Er kam vor mir an und war auch noch kaum außer Atem. Unter uns lag Bergbach und der Schnee dämpfte jedes Geräusch um uns herum.
"Ich will dich haben. Ich will dich jetzt sofort haben", meinte Nils und umarmte mich.
"Es ist arschkalt. Nils, es schneit. Hallo!"

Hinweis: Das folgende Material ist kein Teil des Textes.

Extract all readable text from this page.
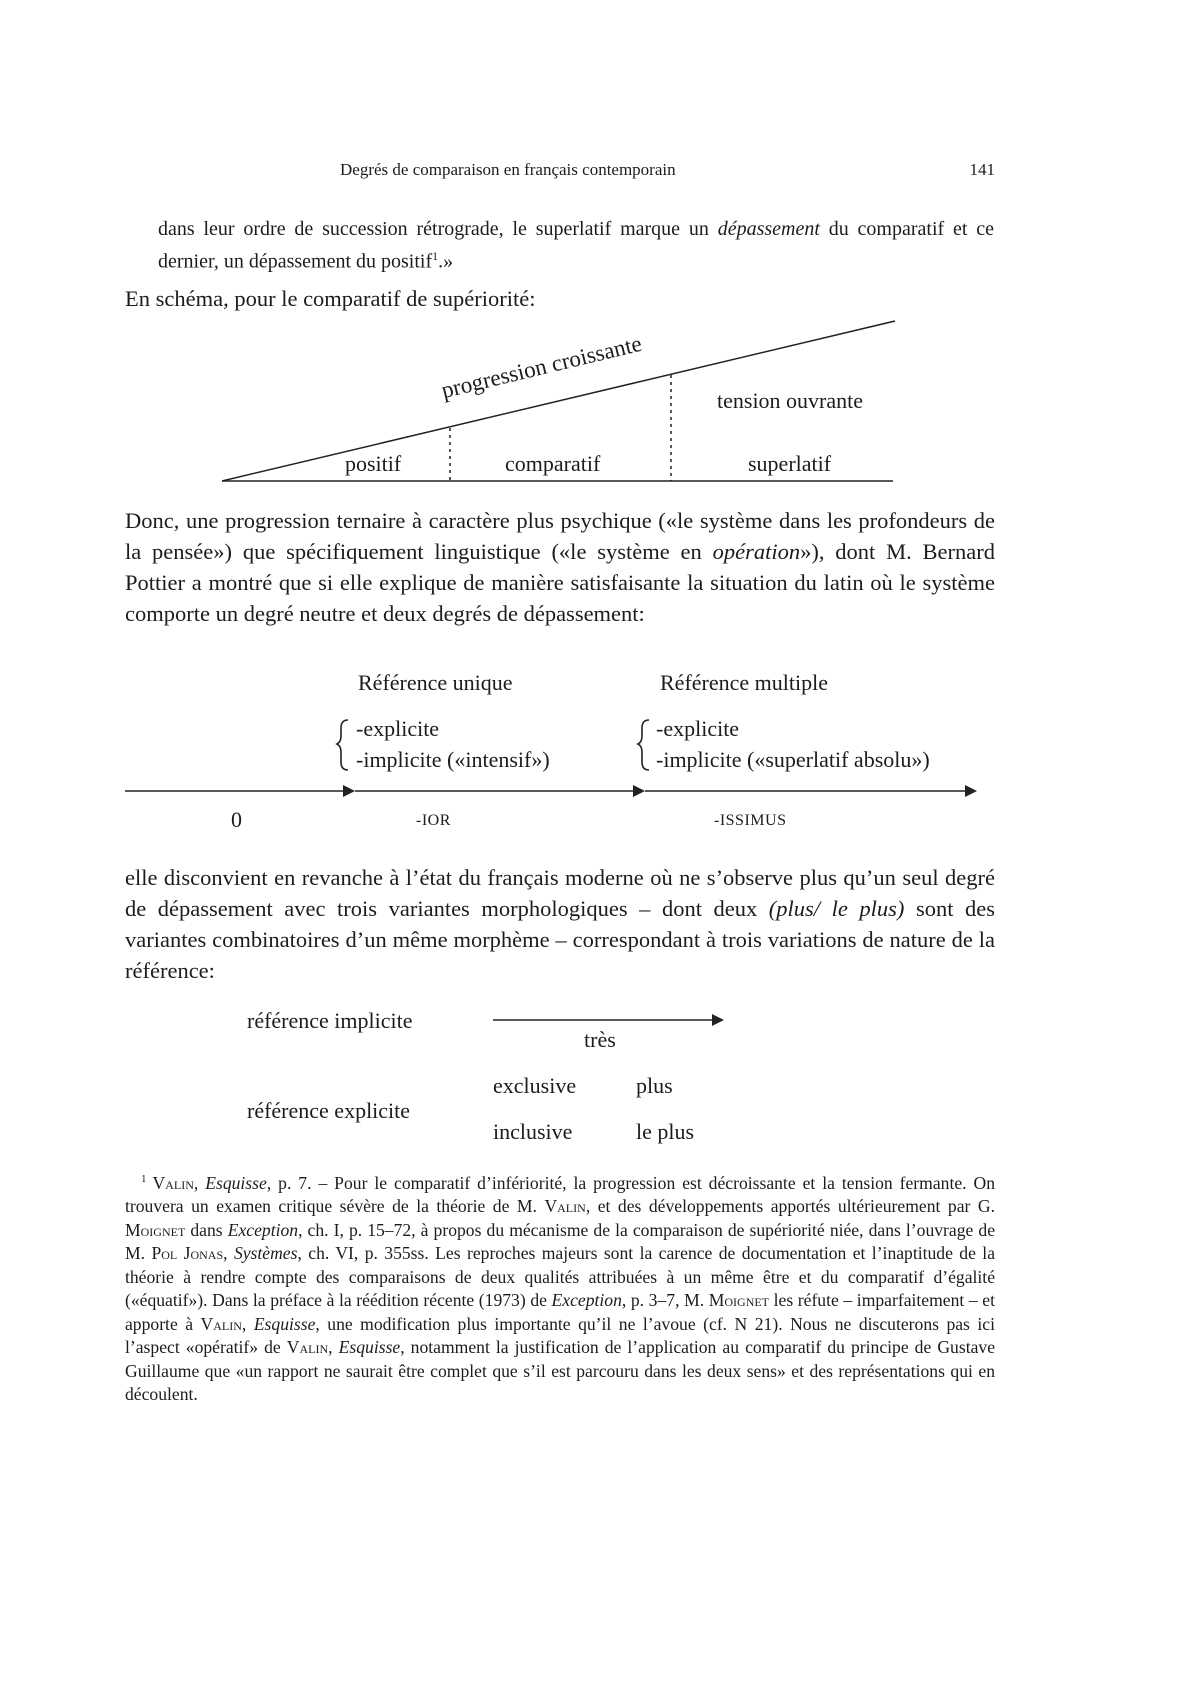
Degrés de comparaison en français contemporain	141
dans leur ordre de succession rétrograde, le superlatif marque un dépassement du comparatif et ce dernier, un dépassement du positif$^1$.»
En schéma, pour le comparatif de supériorité:
progression croissante	tension ouvrante
positif	comparatif	superlatif
Donc, une progression ternaire à caractère plus psychique («le système dans les profondeurs de la pensée») que spécifiquement linguistique («le système en opération»), dont M. Bernard Pottier a montré que si elle explique de manière satisfaisante la situation du latin où le système comporte un degré neutre et deux degrés de dépassement:
Référence unique	Référence multiple
-explicite
-implicite («intensif»)
-explicite
-implicite («superlatif absolu»)
0	-IOR	-ISSIMUS
elle disconvient en revanche à l’état du français moderne où ne s’observe plus qu’un seul degré de dépassement avec trois variantes morphologiques – dont deux (plus/ le plus) sont des variantes combinatoires d’un même morphème – correspondant à trois variations de nature de la référence:
référence implicite
très
référence explicite
exclusive	plus
inclusive	le plus
$^1$ Valin, Esquisse, p. 7. – Pour le comparatif d’infériorité, la progression est décroissante et la tension fermante. On trouvera un examen critique sévère de la théorie de M. Valin, et des développements apportés ultérieurement par G. Moignet dans Exception, ch. I, p. 15–72, à propos du mécanisme de la comparaison de supériorité niée, dans l’ouvrage de M. Pol Jonas, Systèmes, ch. VI, p. 355ss. Les reproches majeurs sont la carence de documentation et l’inaptitude de la théorie à rendre compte des comparaisons de deux qualités attribuées à un même être et du comparatif d’égalité («équatif»). Dans la préface à la réédition récente (1973) de Exception, p. 3–7, M. Moignet les réfute – imparfaitement – et apporte à Valin, Esquisse, une modification plus importante qu’il ne l’avoue (cf. N 21). Nous ne discuterons pas ici l’aspect «opératif» de Valin, Esquisse, notamment la justification de l’application au comparatif du principe de Gustave Guillaume que «un rapport ne saurait être complet que s’il est parcouru dans les deux sens» et des représentations qui en découlent.
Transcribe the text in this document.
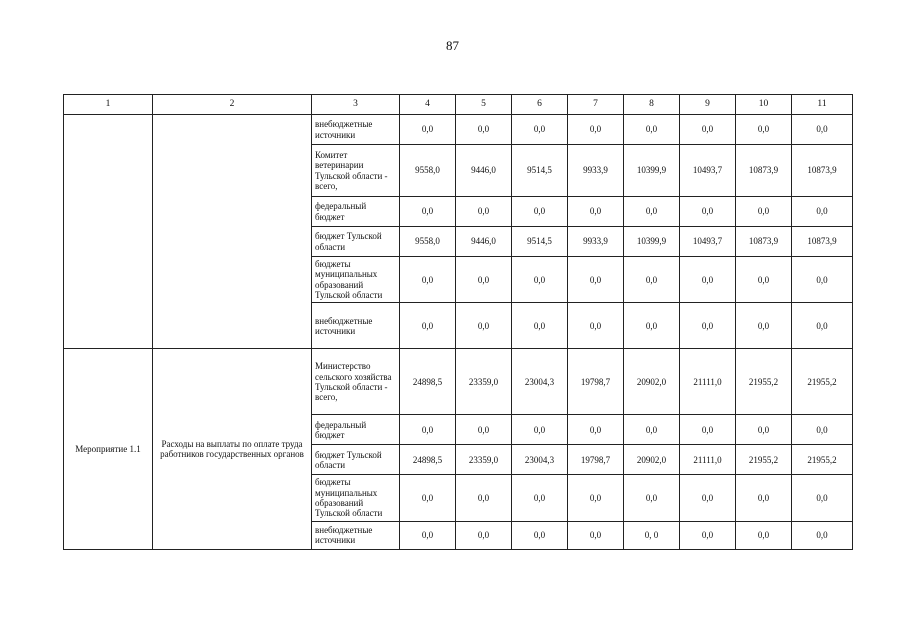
87
1	2	3	4	5	6	7	8	9	10	11
		внебюджетные источники	0,0	0,0	0,0	0,0	0,0	0,0	0,0	0,0
		Комитет ветеринарии Тульской области - всего,	9558,0	9446,0	9514,5	9933,9	10399,9	10493,7	10873,9	10873,9
		федеральный бюджет	0,0	0,0	0,0	0,0	0,0	0,0	0,0	0,0
		бюджет Тульской области	9558,0	9446,0	9514,5	9933,9	10399,9	10493,7	10873,9	10873,9
		бюджеты муниципальных образований Тульской области	0,0	0,0	0,0	0,0	0,0	0,0	0,0	0,0
		внебюджетные источники	0,0	0,0	0,0	0,0	0,0	0,0	0,0	0,0
Мероприятие 1.1	Расходы на выплаты по оплате труда работников государственных органов	Министерство сельского хозяйства Тульской области - всего,	24898,5	23359,0	23004,3	19798,7	20902,0	21111,0	21955,2	21955,2
		федеральный бюджет	0,0	0,0	0,0	0,0	0,0	0,0	0,0	0,0
		бюджет Тульской области	24898,5	23359,0	23004,3	19798,7	20902,0	21111,0	21955,2	21955,2
		бюджеты муниципальных образований Тульской области	0,0	0,0	0,0	0,0	0,0	0,0	0,0	0,0
		внебюджетные источники	0,0	0,0	0,0	0,0	0, 0	0,0	0,0	0,0
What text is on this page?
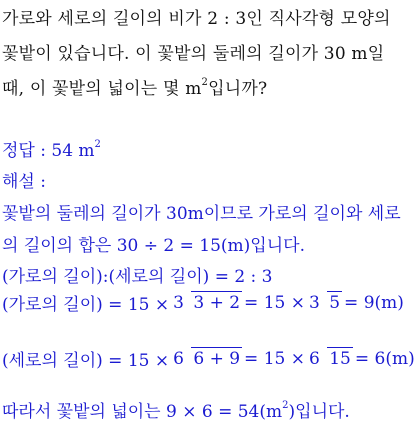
가로와 세로의 길이의 비가 2 : 3인 직사각형 모양의
꽃밭이 있습니다. 이 꽃밭의 둘레의 길이가 30 m일
때, 이 꽃밭의 넓이는 몇 $m^2$입니까?
정답 : 54 $m^2$
해설 :
꽃밭의 둘레의 길이가 30m이므로 가로의 길이와 세로
의 길이의 합은 30 ÷ 2 = 15(m)입니다.
(가로의 길이):(세로의 길이) = 2 : 3
(가로의 길이) = 15 × 3 3 + 2 = 15 × 3 5 = 9(m)
(세로의 길이) = 15 × 6 6 + 9 = 15 × 6 15 = 6(m)
따라서 꽃밭의 넓이는 $9 \times 6 = 54(m^2)$입니다.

"Verflucht, ich bin geil auf dich."
Mir ging es genau so, doch es war wirklich einfach zu kalt. Es klappte nichts. Wir froren und bibberten. Arm in Arm taperten wir wieder ins Tal. Mir war es egal, ob uns jemand sah und Nils war in dem Zustand wohl sowieso alles egal. Aber natürlich sah uns niemand. Wer sollte auch nachts um elf im Schneetreiben den Römerberg hochkommen? Wir taperten zu mir. Es war viel weiter als zu ihm, aber irgendwie wollte ich ihn nicht einfach so zu Hause bei ihm 'abliefern'. So, und jetzt liegt er auf meinem Bett und pennt. Einfach nur so, mein Nils, besoffen und pennt. Und ich sitze hier und schreibe Tagebuch. Es ist schon alles ganz schön strange, was hier so abgeht. Ich schließe die Tür ab. Nicht, daß Lisa morgen früh hineinstürmt. Ich mache das Fenster auf. Es schneit immer noch. Ich hasse Schnee. Schnee bedeutet Matsch, Dreck und bedeutet Rumeiern, bis man die Straße runtergegangen ist. Nils schnarcht. Ich liebe Nils. So wie er ist. Einfach nur so. So kompliziert wie er ist. So schwierig, so seltsam, ich liebe ihn einfach.

1 Kommentar:

  1. Tja, Wörter wäre in dem Fall die richtige Mehrzahl gewesen. Wörter sind zusammenhanglose einzelne Wörter. Wie in einem Wörterbuch - und kein Wortebuch.
    Worte hingegen stehen im Zusammenhang und bilden zum Beispiel einen Satz. Große Worte von berühmten Persönlichkeiten sind üblicherweise ganze Sätze mit einer Aussage darin.